As the Grants Administrator, Wynecoop oversees applications submitted by local creatives who want their projects funded. She works directly with these artists, often art students, to strengthen their proposals, she said.

Wynecoop has been directly involved in the success of several Spokane artist projects, said Karen Mobley, artistic entrepreneur for Spokane Arts.

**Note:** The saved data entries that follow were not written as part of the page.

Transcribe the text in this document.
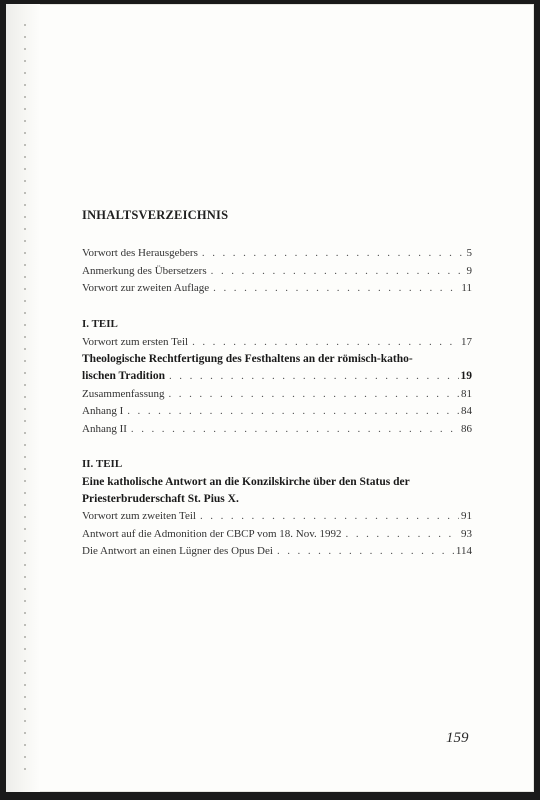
INHALTSVERZEICHNIS
Vorwort des Herausgebers . . .	5
Anmerkung des Übersetzers . . .	9
Vorwort zur zweiten Auflage . . .	11
I. TEIL
Vorwort zum ersten Teil . . .	17
Theologische Rechtfertigung des Festhaltens an der römisch-katho-
lischen Tradition . . .	19
Zusammenfassung . . .	81
Anhang I . . .	84
Anhang II . . .	86
II. TEIL
Eine katholische Antwort an die Konzilskirche über den Status der
Priesterbruderschaft St. Pius X.
Vorwort zum zweiten Teil . . .	91
Antwort auf die Admonition der CBCP vom 18. Nov. 1992 . . .	93
Die Antwort an einen Lügner des Opus Dei . . .	114
159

One of Wynecoop’s strengths is its understanding of young artists and students, said Mobley.

“For someone in the community who has a professional job to treat an art student like a true peer and to make sure they understand what they need to do – that’s the kind of respect that a lot of people, when they’re starting out, don’t really get it, ”Mobley said.

Wynecoop said she remembers the frustration of seeing a grant application turned down without getting comment on why. Without support, young artists can easily feel discouraged, she said.

Until later in life, Wynecoop said that she rarely considered herself an artist.

“It turned out that I actually spent most of my life in the arts, but I never identified myself that way,” Wynecoop said.

Wynecoop grew up on a ranch on the Spokane Indian Reservation. After high school, she moved to Oberlin College in Ohio to study physics and clarinet. Shortly after her undergraduate studies, Wynecoop was drawn to anthropology and linguistics. She became involved in cognitive science research at Stanford University, then continued her graduate studies in linguistics and visual arts at the University of Chicago.

“The arts have always acted as a kind of refuge for me,” said Wynecoop. “I was involved in more academic or scientific pursuits, so when I needed to regroup and relax a bit, I found myself in the arts again.”

Wynecoop has traveled and worked across the United States and overseas, but ended up in Spokane in 2006, when her daughter was around a year old. They were living in Ireland at the time with the father of her child, but the relationship did not work out.

“My choice at the time was either to go back to New York as a single mom and never see my child because you had to put her in daycare or stay at home,” Wynecoop said. “Looking back, it was absolutely the right choice to come home.”

Upon returning to Spokane, Wynecoop quickly became the Executive Director of Spokane Tribal College. She said she explored the intersection between culture and education there, being a descendant of the Spokane tribe herself. She often found herself learning with her students, Wynecoop said.

“I was working directly with my family and hoped to give them the same opportunity to reach out and experience the world in different ways,” said Wynecoop. “I won’t say it was easy. It was hard. And there were a lot of goals that I didn’t feel like I had achieved, but it was an amazing education for me on a lot of very complex and deep things.

Wynecoop has grown into an involved and “well-respected person in the community,” Huggins said.

Working with students and artists through the Spokane Arts grant program has been extremely rewarding, Wynecoop said.

“I love this program. I think it does great things for the community, ”said Wynecoop. “It’s actually really unusual for a town the size of Spokane that is inland to have something like this supporting the arts in this way. It’s a real privilege, it’s an honest privilege to God, to be able to create something that at least tries to avoid all of these frustrations that I’ve had from their perspective.